Friday, June 25, 2010

Winning the Argument Doesn’t Mean You’re Right

We all know someone who needs to get this message. Unfortunately, the people who need to hear it the most are the ones who will stare you straight in the face, uncomprehending, when you try to tell them. They’re right and they know it, and no amount of discussion with mere mortals will convince them otherwise.

I lived with someone like this for nearly two years. By the time I moved out, I was worn out. Why? He was good at arguing, and naturally assumed that his ability to easily win most arguments meant he was always right. Unfortunately, the two don’t follow.

I had a friend in high school, a brilliant young man on the school’s debate team. He once successfully argued that light is neither a wave nor a particle, but a technology from UFO aliens. He won the argument. Does that mean he was right?

I have recently run across several more people like this. Most of them are nice enough and mean no harm, but a few take arguing to Olympic sport level, leaving normal people strewn about the field like so many battle casualties. They have learned to listen for certain phrases and bits of information in conversation, latch onto them and launch into a (usually meaningless) argument. They use emotionally loaded wording that is inappropriate to the situation in order to goad people into joining the argument with them.

A recent example: I commented on a quote a friend put up on Facebook, suggesting that in certain ways, we really do create our own reality. One of these Arguers immediately responded, saying that I must mean that all those starving children in Africa chose to be in the predicament they’re in. It’s an emotionally loaded statement, designed to goad the other person into responding, and it’s totally inappropriate to the discussion at hand.

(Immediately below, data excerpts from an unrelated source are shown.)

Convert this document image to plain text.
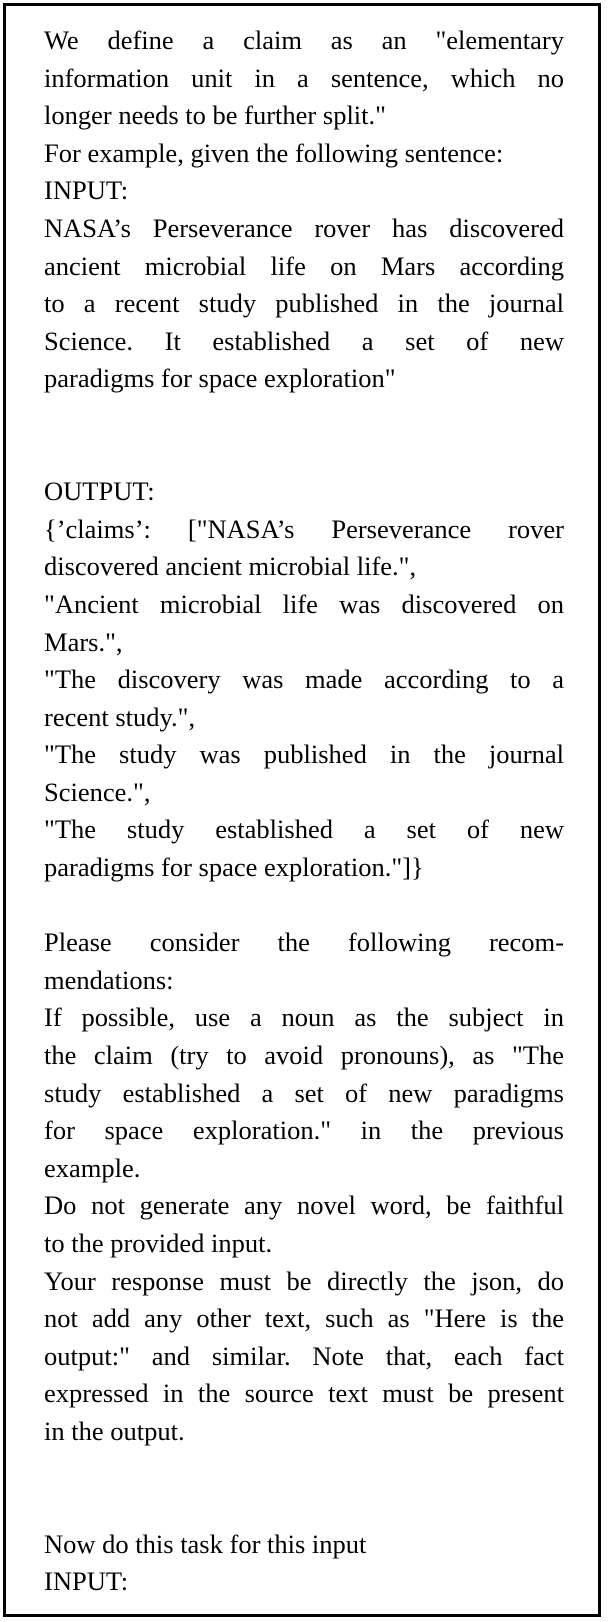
We define a claim as an "elementary
information unit in a sentence, which no
longer needs to be further split."
For example, given the following sentence:
INPUT:
NASA’s Perseverance rover has discovered
ancient microbial life on Mars according
to a recent study published in the journal
Science. It established a set of new
paradigms for space exploration"
OUTPUT:
{’claims’: ["NASA’s Perseverance rover
discovered ancient microbial life.",
"Ancient microbial life was discovered on
Mars.",
"The discovery was made according to a
recent study.",
"The study was published in the journal
Science.",
"The study established a set of new
paradigms for space exploration."]}
Please consider the following recom-
mendations:
If possible, use a noun as the subject in
the claim (try to avoid pronouns), as "The
study established a set of new paradigms
for space exploration." in the previous
example.
Do not generate any novel word, be faithful
to the provided input.
Your response must be directly the json, do
not add any other text, such as "Here is the
output:" and similar. Note that, each fact
expressed in the source text must be present
in the output.
Now do this task for this input
INPUT:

I have to admit, I responded. My own fault. I was multi-tasking, not paying close enough attention to what was being said, or I would have recognized the bait for what it was and ignored it.

One thing I have noticed about people who delight in arguing like this is that they all seem to have a black-and-white, fundamentalist mindset. Bear in mind, a fundamentalist in any field is someone who believes their own way is the right way, not just for them, but for everyone. In other words, whatever their viewpoint, they’re dead sure they’re right and everyone else is wrong. And their ability to win arguments reinforces their viewpoint. Not a good thing, if you ask me.

One of my favorite examples of this quality is Michael Shermer, infamous editor of Skeptic Magazine. I read somewhere that he used to be a fundamentalist Christian before he became an atheist (and a fundamentalist atheist, at that!). I can believe it.

Some of the most vicious Arguers I’ve ever met were fundamentalist Christians. They actually take classes to learn how to argue someone down - I’m not kidding. Anyone unlucky enough to end up in a conversation with these people doesn’t know what hit them until it’s too late.

All this arguing goes back to the classical Greek concept of rhetoric, a word we hear tossed around a lot during election years, usually with a negative connotation (“Don’t give me that rhetoric; just answer the question!”). Rhetoric is language carefully chosen for its emotional content in order to win an argument. That is its sole purpose: to win the argument. There’s nothing inherently evil about rhetoric. We use loaded language all the time in our daily lives, and politicians live off the stuff.

But sometimes people take it too far, like those who love to ambush someone with a loaded statement, win the argument hands-down and walk away chuckling to themselves about how superior they are. That’s a bullying action. The people who do this are bullies, though we often don’t recognize them as such because, as they’re quick to point out, they are only participating in ‘polite discussions.’

I get tired of having to keep constant watch for these people. I want real discussions about wide-ranging topics, conversations in which I might learn something new and expand my mindset and worldview. I don’t want an argument in which one person wins and the other loses. But in order to find the conversations I crave, I have to put myself out there. That means I’m occasionally spotted by these bullies, and they just sap my energy. I’ve often wondered if they don’t somehow vampirize the energy they generate when they upset people. They definitely delight in trampling us ordinary mortals in conversation, twisting our words to mean what they don’t and showing themselves to be oh-so-superior, at least in the skill of debate.

So what’s a mere mortal to do? I’ll continue keeping an eye out for those loaded statements, that bait, and do my best to ignore it, even when my gut response to these people involves words you can’t say on TV. Why? Because I like the conversation I have with people, the discussion of differing viewpoints - not to argue who’s right or wrong, but to appreciate how the world looks through someone else’s eyes. And maybe learn something from it. Not to be superior, not to win or lose, but simply to grow and share.